They speedily left the good city of Charleston behind them, and were passing over the Navy-yard; which place Perk meant to examine more closely with his glasses on another occasion, when matters would be easier for him.

“How does she go?” shouted Jack, later on, when they could no longer catch even a fugitive glimpse of the city, saving the cloud of smoke that almost always hung over the high buildings and steeples.

“Bang up, boss; works like a charm!” yelled Perk, happily, as though he was not “caring a Continental” just how long Jack allowed him to hold the post of honor. “Whoever looked after the job o’ gettin’ this classic old-timer in great shape for this work, he shore knew his onions, I’ll say. It’s a snap to run this boat, if yeou want to know my ’pinion.”

“I think I’ll take a whirl at the controls, partner!” cried Jack; “stay just where you are for a while at least; I can play the game as a back-seat driver. Here goes, then.”

He was pleased to find it no trouble whatever to handle the amphibian as though he knew everything about such craft; after all airships are run pretty much alike; and it depends on the adaptability of the pilot as to whether he can work the same as with his own familiar type of craft—there are some people who are able to master any and all models of automobiles, even though handling them for the first time, especially men mechanically inclined by Nature,—and Jack happened to belong to that class.

“You can go about your duties, Wally; I’ll work over into the front seat okay, for its an easy job, I reckon.
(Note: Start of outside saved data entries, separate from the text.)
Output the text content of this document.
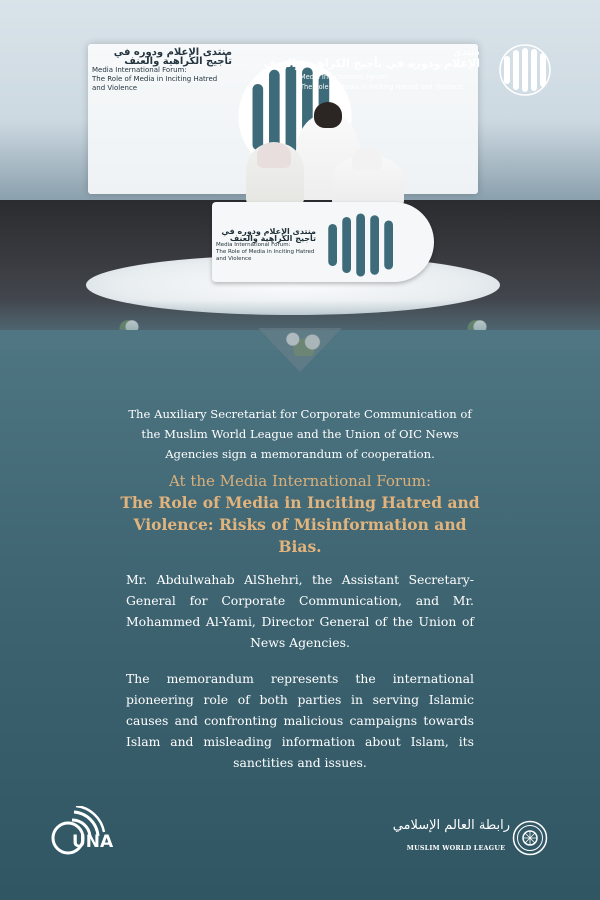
منتدى الإعلام ودوره في تأجيج الكراهية والعنف
Media International Forum:
The Role of Media in Inciting Hatred and Violence
منتدى الإعلام ودوره في تأجيج الكراهية والعنف
Media International Forum:
The Role of Media in Inciting Hatred and Violence
منتدى
الإعلام ودوره في تأجيج الكراهية والعنف
Media International Forum:
The Role of Media in Inciting Hatred and Violence
The Auxiliary Secretariat for Corporate Communication of the Muslim World League and the Union of OIC News Agencies sign a memorandum of cooperation.
At the Media International Forum:
The Role of Media in Inciting Hatred and Violence: Risks of Misinformation and Bias.
Mr. Abdulwahab AlShehri, the Assistant Secretary-General for Corporate Communication, and Mr. Mohammed Al-Yami, Director General of the Union of News Agencies.
The memorandum represents the international pioneering role of both parties in serving Islamic causes and confronting malicious campaigns towards Islam and misleading information about Islam, its sanctities and issues.
UNA
رابطة العالم الإسلامي
MUSLIM WORLD LEAGUE
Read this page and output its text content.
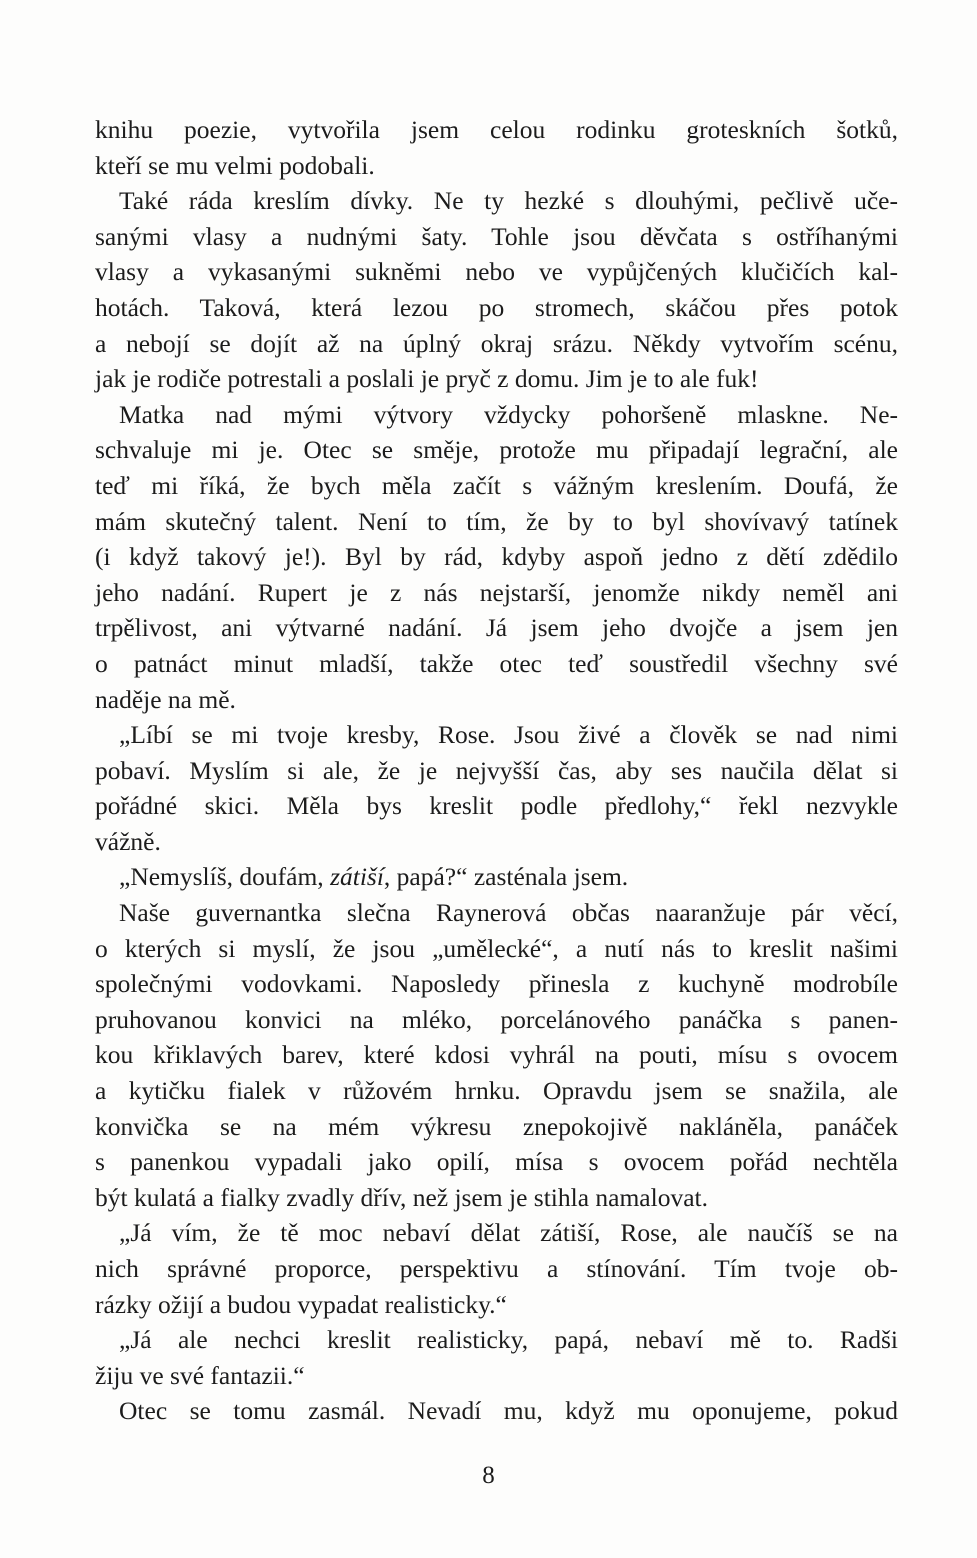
knihu poezie, vytvořila jsem celou rodinku groteskních šotků,
kteří se mu velmi podobali.
Také ráda kreslím dívky. Ne ty hezké s dlouhými, pečlivě uče-
sanými vlasy a nudnými šaty. Tohle jsou děvčata s ostříhanými
vlasy a vykasanými sukněmi nebo ve vypůjčených klučičích kal-
hotách. Taková, která lezou po stromech, skáčou přes potok
a nebojí se dojít až na úplný okraj srázu. Někdy vytvořím scénu,
jak je rodiče potrestali a poslali je pryč z domu. Jim je to ale fuk!
Matka nad mými výtvory vždycky pohoršeně mlaskne. Ne-
schvaluje mi je. Otec se směje, protože mu připadají legrační, ale
teď mi říká, že bych měla začít s vážným kreslením. Doufá, že
mám skutečný talent. Není to tím, že by to byl shovívavý tatínek
(i když takový je!). Byl by rád, kdyby aspoň jedno z dětí zdědilo
jeho nadání. Rupert je z nás nejstarší, jenomže nikdy neměl ani
trpělivost, ani výtvarné nadání. Já jsem jeho dvojče a jsem jen
o patnáct minut mladší, takže otec teď soustředil všechny své
naděje na mě.
„Líbí se mi tvoje kresby, Rose. Jsou živé a člověk se nad nimi
pobaví. Myslím si ale, že je nejvyšší čas, aby ses naučila dělat si
pořádné skici. Měla bys kreslit podle předlohy,“ řekl nezvykle
vážně.
„Nemyslíš, doufám, zátiší, papá?“ zasténala jsem.
Naše guvernantka slečna Raynerová občas naaranžuje pár věcí,
o kterých si myslí, že jsou „umělecké“, a nutí nás to kreslit našimi
společnými vodovkami. Naposledy přinesla z kuchyně modrobíle
pruhovanou konvici na mléko, porcelánového panáčka s panen-
kou křiklavých barev, které kdosi vyhrál na pouti, mísu s ovocem
a kytičku fialek v růžovém hrnku. Opravdu jsem se snažila, ale
konvička se na mém výkresu znepokojivě nakláněla, panáček
s panenkou vypadali jako opilí, mísa s ovocem pořád nechtěla
být kulatá a fialky zvadly dřív, než jsem je stihla namalovat.
„Já vím, že tě moc nebaví dělat zátiší, Rose, ale naučíš se na
nich správné proporce, perspektivu a stínování. Tím tvoje ob-
rázky ožijí a budou vypadat realisticky.“
„Já ale nechci kreslit realisticky, papá, nebaví mě to. Radši
žiju ve své fantazii.“
Otec se tomu zasmál. Nevadí mu, když mu oponujeme, pokud
8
When we make up our minds to dip down and wet the pontoons in some body of water, fresh or salt, I’ll let you handle the boat again; though I imagine I could do the thing without much splash if I was put to it. I’ll soon get the hang of the trick, you can well believe.”

“Huh! yeou would, Mister—it aint much that’d faize yeou, take it from me as knows.”

After that conversation was such a tremendous effort that it languished until a better opportunity opened up—this would come when Jack found it expedient to make a test of the muffler system, with which their boat had been supplied, and which Perk was eager to see tried out.

To the delight of both fliers the device worked to a charm, most of the deafening racket being abated, even when they going at the fastest speed of which the “has-been” Curtiss-Falcon was capable of exhibiting—much more than a hundred miles an hour, Perk figured.

“Huh! mebbe naow they call this ship a relic o’ the past,” he grunted, when the success of the experiment was assured; “but I wanter say right naow there aint amany up-to-the-minute ships as kin run circles ’raound this tub, as some wise guy pilot’d call her. See, yeou kin hear ev’ry word I’m asayin’ an’ yet I aint ahollerin’ any to notice. It’s a bully invention, an’ shows where we’re agettin’ in this science o’ aviation. From what I hears, them ships as is acarryin’ smuggled stuff ’long the seaboard aint great at speed, ’cause they don’t need to be, their job bein’ to carry hefty loads each trip, an’ be steady goers. If the chanct ever comes to try this Falcon aout agin one o’ that dirty bunch, I’m wagerin’ we’ll overhaul the same hands down, an’ no takers.”